A Royal Netherlands Navy (RNLN) Alkmaar-/Tripartite-class minehunter (centre) transits with Standing NATO Mine Counter Measures Group 1 (SNMCMG1) in 2014. The RNLN’s new MCM vessels could provide a future platform for seabed warfare capability. (NATO Maritime Command)
A Royal Netherlands Navy (RNLN) Alkmaar-/Tripartite-class minehunter (centre) transits with Standing NATO Mine Counter Measures Group 1 (SNMCMG1) in 2014. The RNLN’s new MCM vessels could provide a future platform for seabed warfare capability. (NATO Maritime Command)

The emergence of seabed warfare as a strategic, political, and operational risk for Western countries is prompting navies to consider capability requirements, and the importance of co-operation, in addressing this risk.

Speaking to the Undersea Defence Technology 2022 conference in Rotterdam, Netherlands in early June, Rear Admiral Huub Hulsker, the Royal Netherlands Navy’s (RNLN’s) deputy commander, discussed how the threat to underwater cables and wider seabed critical national infrastructure in the North Sea is becoming a security challenge for the Netherlands.

“We must protect vulnerable installations and cables as best as possible, and we must monitor potential opponents closely and, if necessary, disrupt their activities in order to prevent undesirable damage to our vital infrastructure,” he said.

While the RNLN has no specialist seabed warfare ships in its current or planned future inventory, RAdm Hulsker noted that the navy’s new mine-countermeasures vessel (MCMV) programme could – in the future – provide platforms for embarking capability ‘toolboxes’ designed to tackle seabed risks.
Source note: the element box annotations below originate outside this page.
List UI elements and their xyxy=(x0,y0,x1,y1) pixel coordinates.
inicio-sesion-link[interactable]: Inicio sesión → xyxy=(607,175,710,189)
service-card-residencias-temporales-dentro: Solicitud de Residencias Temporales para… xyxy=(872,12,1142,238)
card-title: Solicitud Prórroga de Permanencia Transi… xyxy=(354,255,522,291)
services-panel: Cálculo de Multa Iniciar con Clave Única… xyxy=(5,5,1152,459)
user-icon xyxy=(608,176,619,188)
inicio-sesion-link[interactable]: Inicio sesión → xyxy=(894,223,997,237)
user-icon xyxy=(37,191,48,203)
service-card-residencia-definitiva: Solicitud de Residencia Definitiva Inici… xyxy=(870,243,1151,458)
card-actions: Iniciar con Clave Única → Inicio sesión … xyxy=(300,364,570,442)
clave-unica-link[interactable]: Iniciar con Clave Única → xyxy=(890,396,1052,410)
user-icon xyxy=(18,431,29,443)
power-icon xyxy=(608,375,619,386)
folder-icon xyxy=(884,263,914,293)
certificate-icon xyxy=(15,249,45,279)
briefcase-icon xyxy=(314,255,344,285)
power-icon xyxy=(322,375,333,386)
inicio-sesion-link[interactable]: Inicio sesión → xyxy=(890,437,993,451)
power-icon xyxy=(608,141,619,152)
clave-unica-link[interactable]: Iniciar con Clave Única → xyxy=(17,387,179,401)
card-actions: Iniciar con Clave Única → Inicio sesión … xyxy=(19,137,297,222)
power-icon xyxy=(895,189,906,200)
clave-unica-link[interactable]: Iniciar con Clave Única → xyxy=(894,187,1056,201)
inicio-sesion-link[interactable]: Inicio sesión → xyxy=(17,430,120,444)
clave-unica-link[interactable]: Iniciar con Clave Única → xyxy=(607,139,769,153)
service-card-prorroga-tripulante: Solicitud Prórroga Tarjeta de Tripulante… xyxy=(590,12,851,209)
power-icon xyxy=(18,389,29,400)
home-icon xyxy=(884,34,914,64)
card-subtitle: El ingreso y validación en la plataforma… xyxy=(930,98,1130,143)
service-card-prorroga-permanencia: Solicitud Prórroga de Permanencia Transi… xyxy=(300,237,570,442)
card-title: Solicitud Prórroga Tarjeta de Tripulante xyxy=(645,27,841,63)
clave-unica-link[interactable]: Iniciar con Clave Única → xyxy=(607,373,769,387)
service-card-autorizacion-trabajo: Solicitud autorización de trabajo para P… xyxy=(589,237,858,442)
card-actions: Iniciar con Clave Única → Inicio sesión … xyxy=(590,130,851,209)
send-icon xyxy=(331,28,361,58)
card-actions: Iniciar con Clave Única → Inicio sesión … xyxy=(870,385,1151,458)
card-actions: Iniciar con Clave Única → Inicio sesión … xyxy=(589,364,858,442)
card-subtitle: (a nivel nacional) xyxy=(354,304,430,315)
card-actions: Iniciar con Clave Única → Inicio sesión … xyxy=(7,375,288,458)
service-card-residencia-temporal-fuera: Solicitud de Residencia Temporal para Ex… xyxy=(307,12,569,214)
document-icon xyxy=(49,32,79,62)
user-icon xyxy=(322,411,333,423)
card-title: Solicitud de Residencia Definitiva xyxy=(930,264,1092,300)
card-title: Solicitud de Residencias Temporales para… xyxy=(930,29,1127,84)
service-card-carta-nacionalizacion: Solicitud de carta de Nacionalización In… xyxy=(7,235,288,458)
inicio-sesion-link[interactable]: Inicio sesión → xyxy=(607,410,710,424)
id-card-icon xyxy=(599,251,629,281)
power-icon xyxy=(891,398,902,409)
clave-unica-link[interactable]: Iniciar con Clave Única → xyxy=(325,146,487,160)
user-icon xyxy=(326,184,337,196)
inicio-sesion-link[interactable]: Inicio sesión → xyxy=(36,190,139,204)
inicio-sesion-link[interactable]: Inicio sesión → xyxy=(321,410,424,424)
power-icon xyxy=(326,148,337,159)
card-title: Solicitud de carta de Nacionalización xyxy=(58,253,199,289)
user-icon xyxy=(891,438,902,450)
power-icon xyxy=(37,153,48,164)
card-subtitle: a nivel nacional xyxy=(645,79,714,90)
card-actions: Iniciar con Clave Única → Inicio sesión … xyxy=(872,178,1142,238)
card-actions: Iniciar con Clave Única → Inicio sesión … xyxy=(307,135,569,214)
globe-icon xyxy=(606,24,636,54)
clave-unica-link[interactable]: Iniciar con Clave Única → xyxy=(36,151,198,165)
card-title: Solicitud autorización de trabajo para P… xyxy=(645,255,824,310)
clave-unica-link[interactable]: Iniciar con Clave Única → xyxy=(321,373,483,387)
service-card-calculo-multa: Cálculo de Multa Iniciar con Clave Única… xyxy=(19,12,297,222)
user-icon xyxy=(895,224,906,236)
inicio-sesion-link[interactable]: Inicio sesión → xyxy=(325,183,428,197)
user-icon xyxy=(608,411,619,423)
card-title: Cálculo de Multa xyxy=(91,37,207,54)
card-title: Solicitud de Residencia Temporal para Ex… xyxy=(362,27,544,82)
In mid-June, the keel for the RNLN’s first future MCMV was laid in Vlissingen, Netherlands.

“The question should not be whether the RNLN or any navy’s capabilities should be brought to bear to face this challenge, but what capabilities are needed,” Jeroen de Jonge, Naval Programmes business director at TNO (the Netherlands’ scientific innovation organisation) and a former RNLN officer, told the conference.

“That means it’s the combined capabilities of industries – the civilian sector, the oil and gas sector, the industries that lay these data cables – but also the government that is responsible for setting the requirements for those systems. When you combine that with the ‘sharp end’ of the capability that navies provide, I think then you are getting close to the answer.”

“If you then focus on what naval capabilities can bring to bear, you need persistence, precision, and performance,” de Jonge continued. “We are working quite hard with the navies to try to get that.”

“Persistence is perhaps the key because, as soon as you go home to refuel for example, then your adversary might think it is a very good opportunity to place something on the seabed again,” de Jonge added. “So, how do you acquire persistence; that would be my question to this eminent audience.”